Computational Physics: Physics 261

Course Information

Physics 261 is a three credit laboratory course which meets for 6 hours/week. This course is designed to be taken by physics majors in their second semester, and it typically taken concurrently with Physics 123. Because our physics curriculum integrates computational throughout all our upper level courses, it is essential to take this class before advancing to any other 200+ level physics courses. 
This course is project based, and students are not expected to have any prior programming experience. We currently teach this course using python with the majority of work being done using the JupyterLab interface running on our department’s 20-Core System76 Linux Server which runs an instance of “The Littlest Jupyter Hub”. 

Learning Outcomes

By the end of the semester, students in this course will gain experience in:

  • The Bash Shell (basic commands like ls, cd, mv, rmdir, etc)

  • Logging into a JupyterHub server and using the Jupyter Lab  interface

  • Learning how to install and maintain a working python distribution on a personal computer

  • Uploading data, python scripts, and .ipynb files to the server

  • Using Github for version control

  • Learning the basic data types and control structures in Python 3.x

  • Reading in and writing data files in multiple formats

  • Become proficient in using Markdown syntax and incorporating basic LATEX code to typeset mathematics.

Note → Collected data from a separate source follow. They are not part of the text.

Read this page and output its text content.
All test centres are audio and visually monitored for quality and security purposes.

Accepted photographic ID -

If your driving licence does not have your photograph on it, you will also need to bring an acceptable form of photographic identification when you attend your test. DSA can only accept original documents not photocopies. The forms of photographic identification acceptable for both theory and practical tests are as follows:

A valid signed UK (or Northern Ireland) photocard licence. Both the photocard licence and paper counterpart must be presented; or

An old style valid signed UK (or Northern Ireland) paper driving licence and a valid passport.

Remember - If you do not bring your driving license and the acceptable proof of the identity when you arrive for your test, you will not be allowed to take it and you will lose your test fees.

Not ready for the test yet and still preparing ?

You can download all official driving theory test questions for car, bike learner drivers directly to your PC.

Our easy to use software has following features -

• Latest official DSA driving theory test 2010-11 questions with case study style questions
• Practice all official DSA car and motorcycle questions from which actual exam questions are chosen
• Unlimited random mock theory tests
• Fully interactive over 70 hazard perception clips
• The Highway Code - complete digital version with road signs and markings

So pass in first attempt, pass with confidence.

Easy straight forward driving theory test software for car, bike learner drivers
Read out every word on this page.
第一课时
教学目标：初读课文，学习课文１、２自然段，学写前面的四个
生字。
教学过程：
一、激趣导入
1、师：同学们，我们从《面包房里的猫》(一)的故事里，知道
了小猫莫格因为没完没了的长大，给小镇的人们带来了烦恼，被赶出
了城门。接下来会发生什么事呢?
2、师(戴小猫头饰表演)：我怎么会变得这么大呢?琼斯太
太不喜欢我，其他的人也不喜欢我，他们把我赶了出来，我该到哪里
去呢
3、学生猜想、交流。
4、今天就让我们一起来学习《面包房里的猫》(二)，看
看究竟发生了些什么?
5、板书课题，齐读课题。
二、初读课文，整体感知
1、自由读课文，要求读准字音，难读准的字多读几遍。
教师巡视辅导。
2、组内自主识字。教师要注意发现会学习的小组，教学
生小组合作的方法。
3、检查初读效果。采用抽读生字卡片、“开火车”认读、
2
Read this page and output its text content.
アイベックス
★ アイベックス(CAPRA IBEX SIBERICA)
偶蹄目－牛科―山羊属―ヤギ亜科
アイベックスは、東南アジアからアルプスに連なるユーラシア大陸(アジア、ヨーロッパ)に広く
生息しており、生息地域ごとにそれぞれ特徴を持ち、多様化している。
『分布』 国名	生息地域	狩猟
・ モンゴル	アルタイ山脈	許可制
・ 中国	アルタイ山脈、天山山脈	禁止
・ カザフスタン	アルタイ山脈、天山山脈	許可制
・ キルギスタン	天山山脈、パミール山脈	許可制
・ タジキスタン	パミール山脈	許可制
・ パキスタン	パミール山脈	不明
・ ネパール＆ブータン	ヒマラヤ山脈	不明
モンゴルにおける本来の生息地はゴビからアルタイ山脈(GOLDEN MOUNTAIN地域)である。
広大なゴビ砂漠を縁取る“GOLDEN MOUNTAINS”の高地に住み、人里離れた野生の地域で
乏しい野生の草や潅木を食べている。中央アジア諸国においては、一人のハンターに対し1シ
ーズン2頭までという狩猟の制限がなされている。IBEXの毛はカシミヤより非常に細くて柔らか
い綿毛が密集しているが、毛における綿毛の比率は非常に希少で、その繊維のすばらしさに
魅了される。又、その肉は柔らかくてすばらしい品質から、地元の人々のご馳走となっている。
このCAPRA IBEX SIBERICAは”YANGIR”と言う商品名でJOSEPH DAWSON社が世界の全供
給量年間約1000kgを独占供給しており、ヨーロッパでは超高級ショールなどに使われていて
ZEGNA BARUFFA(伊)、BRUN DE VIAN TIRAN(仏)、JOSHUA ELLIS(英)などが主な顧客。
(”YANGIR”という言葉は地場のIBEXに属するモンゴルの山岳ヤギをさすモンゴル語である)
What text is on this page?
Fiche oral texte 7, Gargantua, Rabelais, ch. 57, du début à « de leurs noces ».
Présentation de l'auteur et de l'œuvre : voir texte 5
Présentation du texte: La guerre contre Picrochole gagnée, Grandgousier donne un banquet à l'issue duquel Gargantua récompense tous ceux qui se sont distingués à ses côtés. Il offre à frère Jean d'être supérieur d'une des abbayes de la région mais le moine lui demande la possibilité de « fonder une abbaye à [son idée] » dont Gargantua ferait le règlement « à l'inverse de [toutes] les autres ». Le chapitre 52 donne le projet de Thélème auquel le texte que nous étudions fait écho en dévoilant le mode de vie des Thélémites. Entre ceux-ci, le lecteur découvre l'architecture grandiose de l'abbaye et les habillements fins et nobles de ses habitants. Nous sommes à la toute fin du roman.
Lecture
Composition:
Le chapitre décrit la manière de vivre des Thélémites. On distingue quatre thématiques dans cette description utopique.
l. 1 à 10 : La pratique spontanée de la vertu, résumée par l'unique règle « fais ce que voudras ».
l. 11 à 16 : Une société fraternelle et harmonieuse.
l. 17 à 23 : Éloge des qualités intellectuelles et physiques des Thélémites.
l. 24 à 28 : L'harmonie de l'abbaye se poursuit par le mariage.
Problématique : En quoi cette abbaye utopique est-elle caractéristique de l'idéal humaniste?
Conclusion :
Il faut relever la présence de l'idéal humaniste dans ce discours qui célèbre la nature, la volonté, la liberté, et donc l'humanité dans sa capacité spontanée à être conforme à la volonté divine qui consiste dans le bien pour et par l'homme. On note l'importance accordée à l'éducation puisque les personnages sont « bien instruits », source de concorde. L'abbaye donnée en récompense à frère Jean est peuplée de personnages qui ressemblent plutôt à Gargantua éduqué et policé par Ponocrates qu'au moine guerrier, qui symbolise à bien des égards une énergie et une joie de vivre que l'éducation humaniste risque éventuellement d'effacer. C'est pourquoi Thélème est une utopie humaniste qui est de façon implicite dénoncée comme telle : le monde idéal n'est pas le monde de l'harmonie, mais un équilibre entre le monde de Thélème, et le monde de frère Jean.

  • Become proficient in technical written communication.

  • Learn how to use the Euler, Euler-Cromer, Verlet, and Runge- Kutta methods for solving ordinary homogeneous and inhomoge- neous differential equations.

  • Using simulation to solve random systems (randomwalks in 1 and 2D, percolation theory)

  • Use python to read in data, make technical plots, perform fits to the data, as well as the uncertainties in the fit parameters.

  • Simulate the motion of simple systems such as projectile motion, planetary motion (with and without air resistance)

  • Explore the behavior of chaotic systems such as a driven non-linear oscillator)

  • Work together on a team to solve a larger programming project, all coordinated using version control.

  • Walk away from class with a computational toolset that can be used for all further coursework, and provides a framework of un- derstanding relevant to a STEM Career and further scientific work.

    Computing Platform Recommendation

    Three Recommendations for running Python.
    If you’re in the nice position of being about to purchase a new computer, I strongly recommend using either the Mac OS or Linux. However, in order to attempt to give all students equal computing access, the University of Southern Maine helped the Physics Department purchase a 20 core Linux server which runs JupyterHub; this will allow you to compute using a laptop, a tablet, a chromebook, or even a smartphone.

    Option 1:
    Every student will be given a JupyterHub account on the Physics Department’s Linux Server; this System76 Linux server has two 10-core processors, 256 Gb of Ram, and a GeForce RTX 2080 Ti GPU with 4352 CUDA cores.
    Option 2:
    For running python on your own computer, I recommend the Anaconda Python Distribution . This is an one click install with everything you need to get up and running on your own computer. (Pick the python 3.x version.) Anaconda Download Link

    Option 3: (beta):
    Another interesting option is the nteract application; this is a self-contained jupyter notebook application that opens just like any other app on your operating system. You can find out more about this project here  it is still not at v1.0, but seems to work well for most of what we need for class.